Works of Anatolia

Trabzon Sümela Monastery

    It is a secret temple built in a mountain at 1300 meters high. It is also known as the Monastery of the Virgin Mary. The first structure, according to the legend, was founded by two monks from Athens in 385 AD. The church in the monastery is carved into the cave and is about 400 square meters in size. The monastery looks like a castle and is connected to the valley by a steep, narrow staircase with 100 steps.


    Amasya Waterfront Houses

      The houses along the Yeşilırmak in Amasya were built at the end of the 19th century and in the beginning of the 20th century. The most important feature of the houses is that they are the first prefabricated houses of Anatolia. Some of them were even built in one single day. Amasya houses are beautiful examples of Anatolian civilian Turkish architecture.




        The construction of the building was completed in 1944-1953, in 4 phases in 9 years in total in Ankara. This building was built to express the gratitude of the Turkish nation to the Chief Commander of the Turkish Independence War and the founder of the Republic of Türkiye, Mustafa Kemal Ataturk. With the 262-meter Lion Road, the Mausoleum and the Victory Square, it is the most important and meaningful structure of the Republic of Türkiye.


        The Selimiye Mosque

          The Selimiye Mosque, the most magnificent Ottoman structure in Edirne, was built in the name of Sultan Selim the 2nd. It is also known as Architect Sinan’s mastery period work. The mosque, built between 1568 and 1575, has four minarets 71 meters in height with 3 balconies each with separate stairs.






            Built in Antalya in the 2nd century AD, the theater is the most important structure of Aspendos Ancient City at 6 km east of Serik. It was built during the reign of the Emperor Antoninus Pius. Aspendos, with its 15.000 capacity, is one of the four theaters in Anatolia that has survived from the First Age.

            The Grand Mosque in Sivas Divriği

              It was built in Sivas in 1229, by the architect Ahlatlı Hürremşah, under the order of Mengüçoğlu Sultan Ahmed Shah. It is one of the most important works in Anatolia especially with its oval geometric and floral motifs on the crown gate.


              The Altar of Zeus

                It was built in the ancient Pergamon city in Bergama district of İzmir between 197 and 159 BC. The reliefs on the Ionic ordered columns are magnificent examples of the Hellenistic sculpture art and the Bergama sculpture school.
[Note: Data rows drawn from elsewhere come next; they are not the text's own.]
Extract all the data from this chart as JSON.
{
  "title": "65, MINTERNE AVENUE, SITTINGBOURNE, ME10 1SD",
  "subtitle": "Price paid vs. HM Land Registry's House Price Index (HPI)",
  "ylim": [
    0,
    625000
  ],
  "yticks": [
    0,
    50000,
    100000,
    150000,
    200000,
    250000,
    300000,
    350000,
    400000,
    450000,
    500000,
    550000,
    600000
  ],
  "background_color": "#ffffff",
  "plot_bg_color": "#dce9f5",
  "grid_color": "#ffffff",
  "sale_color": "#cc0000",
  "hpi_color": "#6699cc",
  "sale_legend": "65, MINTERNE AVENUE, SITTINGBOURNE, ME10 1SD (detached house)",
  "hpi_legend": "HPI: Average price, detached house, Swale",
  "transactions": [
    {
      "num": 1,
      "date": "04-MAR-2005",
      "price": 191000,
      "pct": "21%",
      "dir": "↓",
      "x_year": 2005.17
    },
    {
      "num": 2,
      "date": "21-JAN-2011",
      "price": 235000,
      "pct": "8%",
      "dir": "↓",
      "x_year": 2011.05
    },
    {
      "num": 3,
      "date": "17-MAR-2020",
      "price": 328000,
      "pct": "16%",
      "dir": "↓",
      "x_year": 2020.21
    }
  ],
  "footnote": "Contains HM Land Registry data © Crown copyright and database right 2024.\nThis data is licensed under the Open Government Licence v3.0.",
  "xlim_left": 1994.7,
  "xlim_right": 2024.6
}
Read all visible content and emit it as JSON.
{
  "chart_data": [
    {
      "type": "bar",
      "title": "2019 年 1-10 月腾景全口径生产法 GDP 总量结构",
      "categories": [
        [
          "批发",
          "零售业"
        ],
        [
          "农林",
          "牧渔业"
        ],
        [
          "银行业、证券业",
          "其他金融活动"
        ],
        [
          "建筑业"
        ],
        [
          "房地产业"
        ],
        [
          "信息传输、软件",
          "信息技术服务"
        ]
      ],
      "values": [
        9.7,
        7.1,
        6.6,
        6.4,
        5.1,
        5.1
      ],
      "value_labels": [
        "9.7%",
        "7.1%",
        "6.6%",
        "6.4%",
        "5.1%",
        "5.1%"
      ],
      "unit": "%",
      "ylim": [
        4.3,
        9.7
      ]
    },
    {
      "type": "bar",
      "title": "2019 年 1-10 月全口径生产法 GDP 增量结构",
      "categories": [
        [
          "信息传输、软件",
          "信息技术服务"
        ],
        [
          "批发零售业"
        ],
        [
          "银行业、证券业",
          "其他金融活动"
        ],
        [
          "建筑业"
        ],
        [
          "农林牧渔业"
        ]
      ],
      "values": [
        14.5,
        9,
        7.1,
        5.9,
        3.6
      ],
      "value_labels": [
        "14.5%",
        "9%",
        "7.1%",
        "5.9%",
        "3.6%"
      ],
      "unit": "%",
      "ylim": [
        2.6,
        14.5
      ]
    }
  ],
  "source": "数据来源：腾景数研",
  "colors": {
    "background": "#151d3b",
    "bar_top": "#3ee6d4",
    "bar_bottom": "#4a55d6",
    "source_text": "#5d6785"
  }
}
The museum that exhibits the altar in Berlin is called Pergamon Museum.



                Ephesus Celsus Library

                  It is in Selçuk Izmir. It was built during the Roman period between 115 and 117 AD. The manuscripts in the form of rolls are hidden on the alcoves in the galleries on the upper floors. After its reading hall was destroyed by fire due to earthquakes that shook the region in the 3rd century, the front part of the library has been transformed into a glamorous back door of a fountain when a pool was built on the old steps.

                  Hittite Civilization

                    Hattusa is separated into 3 parts: The Sphinx Gate, the Temple of Yazılıkaya and the Hittite Walls. The Sphinx Gate is built on limestone foundation with andesite blocks. The width is 10 meters. The bull standing on the altar represents the God of Storm of the skies. The Hittite walls were built during the Hittite Empire in the 14th century BC. Hittites continued their existence for a long time thanks to these walls.

                    Gok Madrasa in Sivas

                      The Gok Madrasa, the symbol of Sivas, was built by Architect Kaluytan in 1271 under the order of the Seljuk Grand Vizier Sahip Ata. The crown gate with twin minarets and the ornaments on the gate are the most magnificent parts of the structure. There are 12 types of animal heads, stars and tree of life motifs in the ornaments. It was used as a museum between 1934 and 1967.


                      The Hatuniye Madrasa in Karaman

                        It was built in 1382 and located in Karaman. It is one of the works that comes from Karamanoğulları, the most powerful Turkish seigniory after the Ottomans. The architect is Numan bin Hodja Ahmed. It is also known as the Nefise Sultan Madrasa. It is famous for its cut stone, rectangular plan structure and white marble portals.


                        The Karatay Madrasa in Konya

                          It was built by Seljuk vizier Karatay in 1251 in Konya. The gate ornated with sky-colored and white marble letters and patterns is one of the masterpieces of Seljuk stone work. The building has been used as the Tile Art Museum since 1955.